While the Wizard Shazam once neutralized Black Adam by stripping him of his memory and voice, when Black Adam faced down the super villain Ultraman (an evil version of Superman from a parallel universe), Ultraman managed to wrap his hand around Black Adam's mouth and squeeze — crushing the god-like being's jaw and causing him to literally spit out teeth and blood. Few people can take down Adam so definitively, but this Superman doppelganger did so relatively easily, stating, "No more words from you."

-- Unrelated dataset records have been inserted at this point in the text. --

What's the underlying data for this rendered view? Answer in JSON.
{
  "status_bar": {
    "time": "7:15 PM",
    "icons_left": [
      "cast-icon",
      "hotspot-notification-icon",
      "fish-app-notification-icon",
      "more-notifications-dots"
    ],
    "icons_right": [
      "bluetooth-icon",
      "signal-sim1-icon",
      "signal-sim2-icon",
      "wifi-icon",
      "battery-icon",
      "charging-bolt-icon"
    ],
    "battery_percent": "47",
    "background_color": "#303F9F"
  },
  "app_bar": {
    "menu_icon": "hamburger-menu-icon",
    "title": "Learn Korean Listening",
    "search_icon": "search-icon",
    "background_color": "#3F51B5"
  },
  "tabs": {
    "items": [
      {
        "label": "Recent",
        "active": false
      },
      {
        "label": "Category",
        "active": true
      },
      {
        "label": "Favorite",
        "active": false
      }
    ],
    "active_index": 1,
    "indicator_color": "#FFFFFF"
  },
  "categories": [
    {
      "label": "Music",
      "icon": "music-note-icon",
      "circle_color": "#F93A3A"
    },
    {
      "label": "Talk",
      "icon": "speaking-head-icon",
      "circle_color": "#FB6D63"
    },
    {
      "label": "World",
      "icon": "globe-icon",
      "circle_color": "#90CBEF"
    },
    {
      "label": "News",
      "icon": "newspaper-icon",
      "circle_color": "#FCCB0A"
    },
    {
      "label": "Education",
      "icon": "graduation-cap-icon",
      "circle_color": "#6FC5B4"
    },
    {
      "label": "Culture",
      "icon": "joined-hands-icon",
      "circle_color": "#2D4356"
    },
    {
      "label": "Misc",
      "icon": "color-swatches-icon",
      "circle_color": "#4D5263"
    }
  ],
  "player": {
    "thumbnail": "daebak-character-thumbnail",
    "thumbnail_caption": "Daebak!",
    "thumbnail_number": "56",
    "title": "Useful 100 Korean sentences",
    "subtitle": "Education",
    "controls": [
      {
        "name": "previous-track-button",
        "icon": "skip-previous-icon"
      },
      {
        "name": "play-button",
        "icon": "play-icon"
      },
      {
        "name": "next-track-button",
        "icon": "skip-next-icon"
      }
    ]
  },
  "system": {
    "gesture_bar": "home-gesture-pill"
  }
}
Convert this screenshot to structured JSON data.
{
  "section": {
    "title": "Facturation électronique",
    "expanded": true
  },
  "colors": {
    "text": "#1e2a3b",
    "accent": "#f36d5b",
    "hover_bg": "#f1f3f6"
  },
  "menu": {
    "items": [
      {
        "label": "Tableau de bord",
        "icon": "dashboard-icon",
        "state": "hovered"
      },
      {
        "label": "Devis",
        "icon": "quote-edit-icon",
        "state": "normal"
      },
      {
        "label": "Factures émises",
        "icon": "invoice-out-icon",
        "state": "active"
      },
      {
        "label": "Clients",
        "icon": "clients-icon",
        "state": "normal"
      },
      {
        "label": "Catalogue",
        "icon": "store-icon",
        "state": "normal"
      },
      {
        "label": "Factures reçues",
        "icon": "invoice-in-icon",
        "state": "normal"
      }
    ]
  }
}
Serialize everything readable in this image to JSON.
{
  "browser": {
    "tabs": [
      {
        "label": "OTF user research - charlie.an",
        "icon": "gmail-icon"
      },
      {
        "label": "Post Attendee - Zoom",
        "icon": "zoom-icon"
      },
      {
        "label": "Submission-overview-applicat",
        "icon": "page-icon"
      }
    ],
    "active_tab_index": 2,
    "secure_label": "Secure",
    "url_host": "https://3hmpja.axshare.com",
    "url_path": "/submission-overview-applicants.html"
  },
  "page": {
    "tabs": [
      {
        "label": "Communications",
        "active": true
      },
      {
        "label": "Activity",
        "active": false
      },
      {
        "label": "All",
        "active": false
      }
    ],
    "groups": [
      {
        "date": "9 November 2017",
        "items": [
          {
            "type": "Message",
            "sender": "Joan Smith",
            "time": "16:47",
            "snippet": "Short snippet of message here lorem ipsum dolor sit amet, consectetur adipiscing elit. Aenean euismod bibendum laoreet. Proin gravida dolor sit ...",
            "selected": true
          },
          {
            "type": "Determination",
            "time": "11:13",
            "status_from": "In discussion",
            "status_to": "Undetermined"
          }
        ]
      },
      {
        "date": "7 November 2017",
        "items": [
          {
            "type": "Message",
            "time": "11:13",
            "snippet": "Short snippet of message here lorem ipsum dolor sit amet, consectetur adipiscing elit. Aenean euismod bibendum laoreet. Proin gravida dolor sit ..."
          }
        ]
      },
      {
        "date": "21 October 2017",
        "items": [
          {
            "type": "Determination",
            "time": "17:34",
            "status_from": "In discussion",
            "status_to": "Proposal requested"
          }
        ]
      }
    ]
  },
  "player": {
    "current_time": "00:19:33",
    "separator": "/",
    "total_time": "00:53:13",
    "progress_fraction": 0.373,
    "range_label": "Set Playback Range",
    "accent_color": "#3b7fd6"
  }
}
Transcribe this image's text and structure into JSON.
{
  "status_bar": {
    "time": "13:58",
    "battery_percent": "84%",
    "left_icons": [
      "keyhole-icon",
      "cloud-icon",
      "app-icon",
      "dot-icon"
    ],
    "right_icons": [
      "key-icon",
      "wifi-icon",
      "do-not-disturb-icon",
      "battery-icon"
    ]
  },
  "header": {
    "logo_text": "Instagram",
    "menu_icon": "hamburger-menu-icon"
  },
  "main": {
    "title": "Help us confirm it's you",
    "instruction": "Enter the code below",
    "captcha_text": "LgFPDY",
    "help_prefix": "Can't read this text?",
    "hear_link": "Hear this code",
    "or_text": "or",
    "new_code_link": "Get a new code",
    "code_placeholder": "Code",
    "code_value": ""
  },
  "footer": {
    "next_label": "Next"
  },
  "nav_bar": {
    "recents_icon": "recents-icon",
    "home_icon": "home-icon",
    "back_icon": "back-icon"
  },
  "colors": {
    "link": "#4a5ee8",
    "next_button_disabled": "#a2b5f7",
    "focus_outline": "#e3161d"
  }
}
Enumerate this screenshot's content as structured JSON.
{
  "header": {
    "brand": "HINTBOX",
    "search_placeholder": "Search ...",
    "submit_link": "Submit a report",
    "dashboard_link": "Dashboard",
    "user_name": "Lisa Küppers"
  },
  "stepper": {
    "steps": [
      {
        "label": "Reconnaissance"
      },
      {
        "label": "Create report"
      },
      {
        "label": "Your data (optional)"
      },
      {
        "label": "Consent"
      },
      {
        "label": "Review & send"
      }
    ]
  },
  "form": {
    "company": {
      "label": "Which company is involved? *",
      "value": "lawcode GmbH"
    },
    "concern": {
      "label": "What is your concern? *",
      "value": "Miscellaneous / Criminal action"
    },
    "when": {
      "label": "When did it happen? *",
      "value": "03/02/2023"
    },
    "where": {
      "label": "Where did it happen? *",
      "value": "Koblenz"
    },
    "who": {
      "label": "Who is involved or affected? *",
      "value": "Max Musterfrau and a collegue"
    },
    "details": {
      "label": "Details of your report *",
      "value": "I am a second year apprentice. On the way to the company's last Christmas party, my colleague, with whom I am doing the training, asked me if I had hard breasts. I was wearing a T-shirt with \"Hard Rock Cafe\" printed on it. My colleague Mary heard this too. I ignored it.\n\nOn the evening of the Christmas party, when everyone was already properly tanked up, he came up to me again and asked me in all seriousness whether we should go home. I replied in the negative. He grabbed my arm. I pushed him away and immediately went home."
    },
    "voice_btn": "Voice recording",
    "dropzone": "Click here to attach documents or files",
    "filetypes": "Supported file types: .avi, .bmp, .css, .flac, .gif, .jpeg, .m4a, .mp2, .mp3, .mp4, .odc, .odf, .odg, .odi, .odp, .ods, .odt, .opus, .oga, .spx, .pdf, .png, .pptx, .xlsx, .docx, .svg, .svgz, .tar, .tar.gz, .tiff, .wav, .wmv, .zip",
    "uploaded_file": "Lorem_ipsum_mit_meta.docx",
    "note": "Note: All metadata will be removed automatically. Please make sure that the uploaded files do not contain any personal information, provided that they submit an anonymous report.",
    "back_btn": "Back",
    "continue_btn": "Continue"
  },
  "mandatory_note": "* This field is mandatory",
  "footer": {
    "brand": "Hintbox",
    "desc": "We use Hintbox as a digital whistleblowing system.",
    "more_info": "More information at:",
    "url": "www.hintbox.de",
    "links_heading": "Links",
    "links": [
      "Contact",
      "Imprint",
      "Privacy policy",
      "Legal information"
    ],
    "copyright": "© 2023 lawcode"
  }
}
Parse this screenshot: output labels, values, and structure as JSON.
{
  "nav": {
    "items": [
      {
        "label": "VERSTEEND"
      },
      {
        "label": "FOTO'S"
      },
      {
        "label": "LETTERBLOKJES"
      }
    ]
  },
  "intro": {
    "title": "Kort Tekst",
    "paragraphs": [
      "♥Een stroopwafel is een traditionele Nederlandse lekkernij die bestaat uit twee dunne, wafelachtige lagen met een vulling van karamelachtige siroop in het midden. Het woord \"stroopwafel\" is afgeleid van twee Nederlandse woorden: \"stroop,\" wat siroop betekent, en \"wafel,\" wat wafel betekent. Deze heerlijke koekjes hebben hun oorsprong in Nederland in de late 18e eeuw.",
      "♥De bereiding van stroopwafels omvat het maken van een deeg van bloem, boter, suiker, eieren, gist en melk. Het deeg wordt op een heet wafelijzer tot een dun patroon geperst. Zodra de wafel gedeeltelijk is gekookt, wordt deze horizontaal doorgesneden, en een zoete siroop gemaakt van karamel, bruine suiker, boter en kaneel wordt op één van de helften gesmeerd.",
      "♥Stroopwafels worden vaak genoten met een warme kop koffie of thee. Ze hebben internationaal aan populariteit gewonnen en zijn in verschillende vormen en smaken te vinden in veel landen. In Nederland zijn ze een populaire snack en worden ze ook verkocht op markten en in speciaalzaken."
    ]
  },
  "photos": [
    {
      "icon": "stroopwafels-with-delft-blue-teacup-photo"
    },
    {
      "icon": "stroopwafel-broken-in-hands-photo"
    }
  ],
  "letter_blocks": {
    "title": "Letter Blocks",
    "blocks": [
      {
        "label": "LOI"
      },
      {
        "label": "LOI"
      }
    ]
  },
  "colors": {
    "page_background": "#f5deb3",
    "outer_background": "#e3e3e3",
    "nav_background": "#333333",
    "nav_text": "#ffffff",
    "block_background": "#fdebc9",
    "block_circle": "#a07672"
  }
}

Still, even this graphic smackdown wasn't the harshest way Black Adam has been defeated. In his early appearances, an accidental shouting of "Shazam!" would cause Adam to lose his powers and revert to his mortal form — which quickly disintegrated into dust, since his mortal body had been alive for thousands of years.

He's even more brutal without his powers

Black Adam has been known to commit some pretty shocking acts with the Power of Shazam — but he can be even more brutal when he's forced to rely on his regular strength and speed.

During "Black Adam: The Dark Age," Adam is stripped of his powers (but is allowed to retain his usual physical age). While on a quest to recover the pieces of a magical amulet and restore his wife Isis to life, he runs into a yeti in the Himalayas. Although this beast is vastly more powerful than the now-mortal man, the ex-Black Adam stabs the yeti with a sharp knife and then rips out his intestines — so he can use them to rappel down the mountain.

Later, when he discovers that without the Stamina of Atlas he can grow pretty hungry, Adam decides to resort to cannibalism and eat one of the men in his group. He may spend time as a mortal, but there's nothing ordinary about this man — especially when he's pushed to his limits.